Встал порывисто и молодой Могила — это был знаменитый впоследствии киевский митрополит Петр Могила.
— Панна, простите меня! — с тем же порывом проговорил он. — Простите мое безумие... Я не хотел оскорбить вас... Если я выговорил вам мое дерзкое признание, то это — мой вопль, моя молитва... а молитва и бога не оскорбляет...
Панна Людвига молчала. Белая роза, которую она держала в руке, дрожала.
— Простите! — еще с большей силой выговорил Могила. Панна продолжала молчать. Могила взял ее за руку.
— Скажите хоть одно слово, слово прощения, — умолял он.
— Я... пан не обидел меня... я... я не знаю... у пана... — бессвязно бормотала девушка.
— Так панна прощает меня?.. Да?
— Да... да... пан так добр...
Могила припал к рукам девушки и горячо целовал их... Людвига почувствовала, как его слезы закапали ей на ладони, которые он целовал... Она чувствовала, что он рыдает...
— Что с паном? Езус, Мария! Что с вами?
— О! Я хочу смерти... смерти! Вот тут же, сейчас!
Он обнял девушку и в страстном порыве припал лицом к ее плечу. Людвига растерялась задрожала вся и, обхватив руками его голову, стала целовать ее...
— Мой пан! Мой добрый!.. Что с вами!
— Я не хочу жить... я не могу так жить... убейте меня сейчас, вот тут, в ваших объятиях!
— Пан мой... добрый... милый... я не хочу вас убивать...
— Но вы не знаете всего! — со стоном вскрикнул он.
— Чего же, мой пан милый?
Он, казалось, несколько опомнился, взял ее опять за руки и, глядя заплаканными глазами в ее светлые глаза, которые тоже искрились слезами, тихо подвел к скамейке...
А там, в конце аллеи, эта несносная музыка словно бы на зло гудела и трещала, как бы издеваясь над человеческим горем.
— Выслушайте меня, дорогая панна, — опять тихо заговорил Могила.
— Я не должен говорить вам это, не должен бы смущать покой вашей невинной души, ваших чистых помыслов... Но, видит бог, я не могу, не могу, да и не смею унести с собой в могилу мою тайну, которая в то же время и ваша.
— В могилу, пан? — испуганно спросила девушка.
— В могилу, дорогая панна... Я... я умираю для вас, и, может быть, скоро татарское копье пронзит сердце, которое билось только для вас... Я люблю вас!

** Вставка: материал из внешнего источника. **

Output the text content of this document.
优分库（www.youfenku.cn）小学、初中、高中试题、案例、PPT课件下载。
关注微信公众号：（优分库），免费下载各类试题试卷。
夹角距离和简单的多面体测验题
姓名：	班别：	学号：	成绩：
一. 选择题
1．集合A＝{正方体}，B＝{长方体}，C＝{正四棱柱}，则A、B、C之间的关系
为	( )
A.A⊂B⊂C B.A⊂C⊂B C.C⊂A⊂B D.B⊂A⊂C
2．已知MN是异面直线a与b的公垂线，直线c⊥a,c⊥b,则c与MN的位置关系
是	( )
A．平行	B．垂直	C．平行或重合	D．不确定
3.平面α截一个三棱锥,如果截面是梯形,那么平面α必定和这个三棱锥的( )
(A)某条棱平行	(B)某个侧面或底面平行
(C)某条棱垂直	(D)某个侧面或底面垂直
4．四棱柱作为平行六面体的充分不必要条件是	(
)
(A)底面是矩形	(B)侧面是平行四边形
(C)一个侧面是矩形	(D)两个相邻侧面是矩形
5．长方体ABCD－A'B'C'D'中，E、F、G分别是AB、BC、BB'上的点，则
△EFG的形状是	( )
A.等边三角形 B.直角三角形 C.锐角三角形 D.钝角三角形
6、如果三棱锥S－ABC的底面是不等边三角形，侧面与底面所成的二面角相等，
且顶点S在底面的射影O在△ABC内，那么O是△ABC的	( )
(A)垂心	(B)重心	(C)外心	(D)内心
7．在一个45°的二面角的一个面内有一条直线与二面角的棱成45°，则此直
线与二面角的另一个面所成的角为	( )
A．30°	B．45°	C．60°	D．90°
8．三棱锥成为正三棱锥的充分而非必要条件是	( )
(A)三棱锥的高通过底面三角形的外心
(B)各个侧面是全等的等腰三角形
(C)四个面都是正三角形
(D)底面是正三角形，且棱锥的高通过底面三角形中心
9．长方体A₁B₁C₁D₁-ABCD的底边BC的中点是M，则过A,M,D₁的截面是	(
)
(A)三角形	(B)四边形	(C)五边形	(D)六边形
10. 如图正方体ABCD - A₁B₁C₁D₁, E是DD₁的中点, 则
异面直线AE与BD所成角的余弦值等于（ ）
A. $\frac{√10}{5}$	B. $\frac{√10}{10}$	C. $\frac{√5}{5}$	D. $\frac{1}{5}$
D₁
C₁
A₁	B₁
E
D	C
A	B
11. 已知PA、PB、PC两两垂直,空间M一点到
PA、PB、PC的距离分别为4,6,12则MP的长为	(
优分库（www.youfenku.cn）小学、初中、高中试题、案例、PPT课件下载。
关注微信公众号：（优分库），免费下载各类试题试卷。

Девушка ничего не отвечала, только краска залила ее лицо, по которому текли слезы...
— Я люблю вас больше моей жизни, — продолжал Могила со слезами в голосе, — люблю больше вечного спасения... но... но вы не можете быть моею...
Девушка испуганно подняла глаза: румянец щек сменился бледностью.
— Я говорил сегодня с вашим опекуном и дядей, с князем Янушем: я просил у него вашей руки, просил позволения поговорить с вами, чтобы узнать ваши чувства ко мне и от вас самих узнать свою судьбу... Но князь Януш разбил все мои мечты, разбил мое сердце... Он отказал мне!
Теперь румянец снова залил щеки панны и прекрасные глаза ее брызнули светом.
— Дядя? Князь Януш?.. А кто дал право князю Янушу располагать моим сердцем и моею судьбою, как судьбою своих хлопов? — гордо проговорила молодая девушка.
— Я вольная полька!
Могила припал губами к рукам панны.
— Панна! Счастье мое! — шептал он страстно. — Но князь Януш говорит, что не он этого не позволит, а сам святой отец, папа.
— А какое дело, пан, святому отцу до моего счастья? — все так же гордо спросила гордая полька.
— Я для вас схизматик, дорогая панна... Я — православный.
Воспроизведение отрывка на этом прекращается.